Ermeni tehcirine giden yolu anlamak için, işe önce 1912 Balkan Savaşları’ndan başlamak lazım. Balkan Savaşları sonrasında Avrupa’daki topraklarının yüzde 83’ünü ve toplam nüfusunun yüzde 20’sinin kaybedildiğini gören son dönem Osmanlı seçkinleri bir varoluş paniği içine girdiler. O günlerde 250 bin Rumeli muhaciri aç ve sefil bir vaziyette İstanbul’a doluşmuştu. Bulgar ordusu Çatalca’ya dayanmıştı ve top sesleri İstanbul’da duyuluyordu. O günlerde Dolmabahçe Camii’nde Sultan Reşat ile birlikte cuma namazı kılan Osmanlı seçkinleri her an şehrin düşeceğinden korkarak ‘Bu herhalde kıldığımız son cuma namazıdır’ diye birbirlerine sarılıp ağlıyorlardı. İşte bu dönemde Türk milliyetçiliği ilk kez bir entelektüel ve kültürel fikir akımı olmaktan çıkarak bir kitle hareketi haline dönüştü. Osmanlıcılık fikri ölmüştü, artık herkes Türkçüydü. Ama bu dönüşüm Türk milliyetçiliği içinde bugün bile varlığını sürdüren varoluşsal eziklik, itilmişlik, hınç ve iç acısı olarak adlandırdığımız özellikleri keskinleştirdi.

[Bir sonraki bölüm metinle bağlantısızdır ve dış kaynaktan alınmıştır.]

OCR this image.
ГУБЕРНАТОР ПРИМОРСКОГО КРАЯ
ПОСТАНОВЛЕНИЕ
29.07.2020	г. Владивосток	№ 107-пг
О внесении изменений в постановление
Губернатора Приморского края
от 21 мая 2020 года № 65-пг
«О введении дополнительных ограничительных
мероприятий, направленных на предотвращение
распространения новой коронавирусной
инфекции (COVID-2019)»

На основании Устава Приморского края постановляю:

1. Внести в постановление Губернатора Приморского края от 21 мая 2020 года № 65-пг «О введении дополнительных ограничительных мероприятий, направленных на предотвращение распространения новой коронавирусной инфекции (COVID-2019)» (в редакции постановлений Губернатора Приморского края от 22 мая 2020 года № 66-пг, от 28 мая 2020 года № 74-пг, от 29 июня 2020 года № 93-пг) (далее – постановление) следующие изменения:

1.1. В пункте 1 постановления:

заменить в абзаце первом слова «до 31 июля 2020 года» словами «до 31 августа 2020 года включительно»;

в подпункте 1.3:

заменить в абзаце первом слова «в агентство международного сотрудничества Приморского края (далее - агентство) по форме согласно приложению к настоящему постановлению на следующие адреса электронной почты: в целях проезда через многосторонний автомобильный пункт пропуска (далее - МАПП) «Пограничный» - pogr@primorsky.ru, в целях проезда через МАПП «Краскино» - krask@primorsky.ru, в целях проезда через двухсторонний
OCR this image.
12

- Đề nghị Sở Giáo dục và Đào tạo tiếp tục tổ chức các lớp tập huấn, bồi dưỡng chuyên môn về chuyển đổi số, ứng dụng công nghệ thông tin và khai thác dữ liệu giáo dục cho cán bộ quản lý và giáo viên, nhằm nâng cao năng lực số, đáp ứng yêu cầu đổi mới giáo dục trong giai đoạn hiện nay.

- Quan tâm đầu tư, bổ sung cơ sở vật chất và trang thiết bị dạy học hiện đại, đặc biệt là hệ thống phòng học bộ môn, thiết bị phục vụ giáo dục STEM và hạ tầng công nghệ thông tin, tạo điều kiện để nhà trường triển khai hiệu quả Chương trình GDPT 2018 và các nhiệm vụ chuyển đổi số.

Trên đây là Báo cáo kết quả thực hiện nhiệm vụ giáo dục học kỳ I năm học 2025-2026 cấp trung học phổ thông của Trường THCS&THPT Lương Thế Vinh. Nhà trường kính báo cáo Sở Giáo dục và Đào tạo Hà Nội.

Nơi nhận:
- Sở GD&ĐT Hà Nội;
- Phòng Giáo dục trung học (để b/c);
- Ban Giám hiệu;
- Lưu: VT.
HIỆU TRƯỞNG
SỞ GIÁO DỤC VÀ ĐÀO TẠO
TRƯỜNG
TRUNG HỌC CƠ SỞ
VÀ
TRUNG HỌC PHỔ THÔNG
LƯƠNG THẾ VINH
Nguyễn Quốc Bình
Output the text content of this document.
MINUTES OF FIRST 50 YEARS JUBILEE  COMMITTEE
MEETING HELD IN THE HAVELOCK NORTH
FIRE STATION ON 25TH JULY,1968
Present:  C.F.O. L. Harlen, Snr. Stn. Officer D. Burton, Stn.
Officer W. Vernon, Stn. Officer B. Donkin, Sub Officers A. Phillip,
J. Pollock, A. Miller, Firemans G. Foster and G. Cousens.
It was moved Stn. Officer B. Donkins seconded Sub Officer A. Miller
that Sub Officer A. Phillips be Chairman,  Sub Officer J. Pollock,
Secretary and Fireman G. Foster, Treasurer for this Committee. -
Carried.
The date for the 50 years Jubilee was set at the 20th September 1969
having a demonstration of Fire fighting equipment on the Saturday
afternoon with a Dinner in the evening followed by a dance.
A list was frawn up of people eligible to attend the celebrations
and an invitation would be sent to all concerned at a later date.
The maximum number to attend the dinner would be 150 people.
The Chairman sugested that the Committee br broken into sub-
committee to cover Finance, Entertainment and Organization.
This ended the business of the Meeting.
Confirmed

Bu dönemde Ermeni milliyetçileri, Taşnak Partisi ne yapıyordu?

Taşnak Partisi’nde yoğunlaşmış olan Ermeni milliyetçileri de aslında İttihatçılarla birlikte çalışarak 1908’de II. Abdülhamid’i tahttan indirmişlerdi ve 1912 yılına kadar İttihat ve Terakki ile koalisyon ortağı idiler. Taşnaklar Balkan savaşlarından sonra kendilerine verilen reform sözlerinin yerine getirilmediğini görerek Batılı devletlerden destek aradılar. Onlar Doğu Anadolu’da idari ve siyasi bir reform istiyorlardı. Taşnaklar, büyük devletlerin yardımıyla İttihat Terakki’ye baskı yaptılar ve başarılı oldular. 1914’te Ermeni Reformu Anlaşması yapıldı. Doğu Anadolu iki vilayete ayrılacak, yönetim Hıristiyanlarla Müslümanların katılımıyla olacaktı. Ayrıca iki yabancı vali atanacaktı ve atandı da. Osmanlı yöneticileri bunu bağımsızlığa doğru giden ilk adım olarak algıladılar. 1914’te acilen I. Dünya Savaşı’na girdiklerinde de bu reform planını rafa kaldırdılar. Savaşa girince İttihatçılar bir anlamda hareket özgürlüğü kazandılar. Artık dış baskılardan kurtulmuşlardı.

İttihatçılar bu boşluğu nasıl değerlendirdi?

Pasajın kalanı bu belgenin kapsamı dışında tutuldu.